As I sketched this essay, the temperature in Brunswick was a sweltering 91F. But that was nothing. Las Vegas hit a record 120F; Baghdad was 110. The earth had just experienced the hottest June ever recorded and the 12th record-breaking month in a row.
There is no longer any doubt; the climate crisis is here and it is now.
Across the world, vulnerable nations lurch from devastating floods to excessive heat deaths. The United States endures unprecedented billion-dollar weather damage events. And here in Maine, fierce south-easterly winter storms, reinforced by a fast-rising sea level, cause enormous coastal damage.
Pundits – and President Biden – have called global warming an “existential crisis.” They are right. The fate of our children and grandchildren, and of humanity itself, is at risk. The outpouring of greenhouse gases is irreversibly undermining the “Goldilocks” climate that enabled our species to multiply and thrive.
In this setting, two imperatives should be top of mind when we cast votes for President and Congress this fall: first, we must ramp up the worldwide commitment to cut greenhouse gas emissions and adapt to climate destruction; second, the United States must be a leader in the effort.
Why us? America has a moral obligation because we are a big part of the problem. Cumulatively, the U.S. has emitted more greenhouse gases than any other nation and our current emissions rank second only to China’s. America also has a strategic self-interest because our climate action – or inaction – shapes the rest of the world’s incentives and sense of obligation. Absent U.S. leadership, there is less leverage with China, India and other rapidly growing economies of the Global South.

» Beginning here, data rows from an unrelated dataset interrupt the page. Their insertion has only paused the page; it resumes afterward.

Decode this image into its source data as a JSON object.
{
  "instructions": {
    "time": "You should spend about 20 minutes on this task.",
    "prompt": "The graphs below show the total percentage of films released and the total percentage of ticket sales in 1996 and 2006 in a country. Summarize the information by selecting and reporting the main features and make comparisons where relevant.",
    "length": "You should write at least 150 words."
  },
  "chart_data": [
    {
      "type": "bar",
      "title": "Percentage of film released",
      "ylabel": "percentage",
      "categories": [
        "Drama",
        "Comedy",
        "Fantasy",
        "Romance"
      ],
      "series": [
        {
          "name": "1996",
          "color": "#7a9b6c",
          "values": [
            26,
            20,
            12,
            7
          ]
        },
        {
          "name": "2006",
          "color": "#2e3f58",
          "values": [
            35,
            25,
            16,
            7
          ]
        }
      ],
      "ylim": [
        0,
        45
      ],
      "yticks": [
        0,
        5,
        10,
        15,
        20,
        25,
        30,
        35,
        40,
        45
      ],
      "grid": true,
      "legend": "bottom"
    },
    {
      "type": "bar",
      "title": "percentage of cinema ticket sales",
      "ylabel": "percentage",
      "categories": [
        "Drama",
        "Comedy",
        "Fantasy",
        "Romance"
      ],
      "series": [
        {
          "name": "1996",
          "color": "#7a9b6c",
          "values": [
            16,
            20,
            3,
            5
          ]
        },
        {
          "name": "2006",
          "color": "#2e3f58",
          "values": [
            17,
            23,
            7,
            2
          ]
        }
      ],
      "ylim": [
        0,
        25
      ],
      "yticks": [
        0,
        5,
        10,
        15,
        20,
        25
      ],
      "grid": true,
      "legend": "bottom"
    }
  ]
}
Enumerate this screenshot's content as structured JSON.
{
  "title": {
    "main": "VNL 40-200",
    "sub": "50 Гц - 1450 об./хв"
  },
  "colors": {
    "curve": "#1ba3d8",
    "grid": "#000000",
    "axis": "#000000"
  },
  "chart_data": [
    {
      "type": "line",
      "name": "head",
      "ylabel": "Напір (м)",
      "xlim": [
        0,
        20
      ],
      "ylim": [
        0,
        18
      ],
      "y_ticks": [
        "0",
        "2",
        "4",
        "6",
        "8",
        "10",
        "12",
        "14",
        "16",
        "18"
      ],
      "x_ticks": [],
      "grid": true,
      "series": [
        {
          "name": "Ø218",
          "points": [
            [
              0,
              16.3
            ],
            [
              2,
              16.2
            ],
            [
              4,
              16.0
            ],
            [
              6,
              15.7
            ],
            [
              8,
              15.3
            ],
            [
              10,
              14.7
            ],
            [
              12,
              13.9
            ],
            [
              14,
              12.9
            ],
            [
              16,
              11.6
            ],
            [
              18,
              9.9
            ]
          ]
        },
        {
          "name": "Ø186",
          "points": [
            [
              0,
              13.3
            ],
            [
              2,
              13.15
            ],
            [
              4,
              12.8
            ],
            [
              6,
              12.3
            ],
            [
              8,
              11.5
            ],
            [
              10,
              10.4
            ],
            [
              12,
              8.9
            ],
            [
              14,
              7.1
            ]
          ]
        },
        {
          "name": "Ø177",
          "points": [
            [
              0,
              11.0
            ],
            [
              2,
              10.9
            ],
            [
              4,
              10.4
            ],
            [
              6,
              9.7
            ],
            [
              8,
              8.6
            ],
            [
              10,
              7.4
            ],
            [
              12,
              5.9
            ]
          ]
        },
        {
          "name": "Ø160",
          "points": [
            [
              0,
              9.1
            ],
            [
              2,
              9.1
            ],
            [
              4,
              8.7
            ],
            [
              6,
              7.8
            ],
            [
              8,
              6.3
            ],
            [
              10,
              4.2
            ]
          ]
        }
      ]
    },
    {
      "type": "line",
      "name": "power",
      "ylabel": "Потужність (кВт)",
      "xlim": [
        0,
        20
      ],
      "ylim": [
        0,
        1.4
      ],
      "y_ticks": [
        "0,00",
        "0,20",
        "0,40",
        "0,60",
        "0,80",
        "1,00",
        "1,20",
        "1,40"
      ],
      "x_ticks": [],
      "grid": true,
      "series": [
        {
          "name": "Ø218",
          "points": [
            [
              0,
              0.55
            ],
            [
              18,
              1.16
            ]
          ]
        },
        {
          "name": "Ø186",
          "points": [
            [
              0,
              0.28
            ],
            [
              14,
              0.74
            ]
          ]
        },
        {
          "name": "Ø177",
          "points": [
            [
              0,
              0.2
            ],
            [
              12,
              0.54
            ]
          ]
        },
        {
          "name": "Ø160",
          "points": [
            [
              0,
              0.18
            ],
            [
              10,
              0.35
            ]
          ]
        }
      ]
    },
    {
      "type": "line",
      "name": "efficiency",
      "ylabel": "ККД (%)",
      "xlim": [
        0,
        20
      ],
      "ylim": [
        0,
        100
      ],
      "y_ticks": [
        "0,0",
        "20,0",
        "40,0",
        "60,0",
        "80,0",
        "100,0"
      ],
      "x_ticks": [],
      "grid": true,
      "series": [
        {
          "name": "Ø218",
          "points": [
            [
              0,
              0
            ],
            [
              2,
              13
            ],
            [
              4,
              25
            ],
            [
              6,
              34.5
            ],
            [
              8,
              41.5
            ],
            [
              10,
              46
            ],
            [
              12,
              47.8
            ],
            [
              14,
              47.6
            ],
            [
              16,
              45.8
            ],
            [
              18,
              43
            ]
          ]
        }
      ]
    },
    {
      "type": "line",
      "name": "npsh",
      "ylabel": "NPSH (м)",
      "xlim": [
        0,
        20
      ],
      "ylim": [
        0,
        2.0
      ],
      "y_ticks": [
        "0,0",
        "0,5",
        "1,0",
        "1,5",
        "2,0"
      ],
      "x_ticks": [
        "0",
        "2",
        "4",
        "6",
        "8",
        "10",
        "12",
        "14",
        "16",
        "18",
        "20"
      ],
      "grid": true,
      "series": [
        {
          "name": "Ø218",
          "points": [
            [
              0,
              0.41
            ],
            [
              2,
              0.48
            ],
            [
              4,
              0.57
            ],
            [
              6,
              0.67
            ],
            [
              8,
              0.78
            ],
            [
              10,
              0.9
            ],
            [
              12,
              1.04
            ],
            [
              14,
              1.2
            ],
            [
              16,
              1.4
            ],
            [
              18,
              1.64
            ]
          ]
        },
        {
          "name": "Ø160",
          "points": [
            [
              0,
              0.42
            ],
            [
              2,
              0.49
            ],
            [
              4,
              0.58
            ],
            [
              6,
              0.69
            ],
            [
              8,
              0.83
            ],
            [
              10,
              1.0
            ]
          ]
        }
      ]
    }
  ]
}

The starting point for assessing the climate impacts of a Donald Trump victory is to recall the Biden Administration’s extraordinary accomplishments. The Infrastructure Act and Inflation Reduction Act, negotiated with a closely split Congress, are inducing hundreds of billions of private investments – and creating thousands of high paying jobs – in renewable energy, battery storage, carbon capture, and electrical infrastructure.
On the international front, the United States rejoined the UN’s Paris Climate Agreement and has led the way in forging an ambitious methane reduction strategy and ramping-up clean energy assistance to low-income countries.
These accomplishments are all the more remarkable given right-wing obstructionism in the House of Representatives, the fossil fuel lobby and conservative media’s flood of misinformation and the Supreme Court’s shackling of the Environmental Protection Agency.
Trump’s first term, in sharp contrast, is remembered for global warming denial, coal industry support and “drill, drill, drill” cheerleading for oil and gas exploration. Trump pulled the U.S. out of the Paris Agreement as part of his “America First” isolationism.
Earlier this year, Trump urged fossil energy corporations to donate $1 billion to his election campaign in return for a big payoff. The 2024 Republican platform, “Make America Great Again!”, was drafted by Trump’s team. Elements of it highlights the fossil energy payoff – and the climate peril – of a second Trump term:
· “MAKE AMERICA THE DOMINANT ENERGY PRODUCER IN THE WORLD, BY FAR.”
· “Under President Trump, the US became the Number One Producer of Oil and Gas in the World – and we will soon be again, by lifting restrictions on American Energy Production and terminating the Socialist Green New Deal.”
· “Cut Costly and Burdensome [environmental] Regulations…end market distorting restrictions on Oil, Natural Gas, and Coal.”
· “Revive the U.S. Auto Industry by reversing harmful Regulations, cancelling Biden’s Electric Vehicle and other Mandates.”
In addition, the Heritage Foundation’s Project 2025 blueprint recommends eliminating the Agency for International Development’s climate initiatives and suggests that USAID stop financing and working with organizations that advocate for climate action.
Whatever the outcome of November’s elections, it is not certain that America’s political-economic system can bring off the needed energy transformation. The U.S. election cycle and the capitalist reward system drive pursuit of short-sighted goals at the expense of far-sighted sustainability.
And, though most Americans recognize the climate crisis and support government action, we are conflicted. Our appetite for cheap energy, aversion to taxes (on carbon pollution), and skepticism of government are deeply ingrained. Climate action ranks low in voters’ priorities.
As the comic strip character Pogo lamented on the first Earth Day in 1970, “We have seen the enemy, and it is us.”
Despite any doubts, it is crucial to unite against MAGA’s destructive priorities. By defeating Trump and Trumpism, we can sustain climate progress – and hope for coming generations.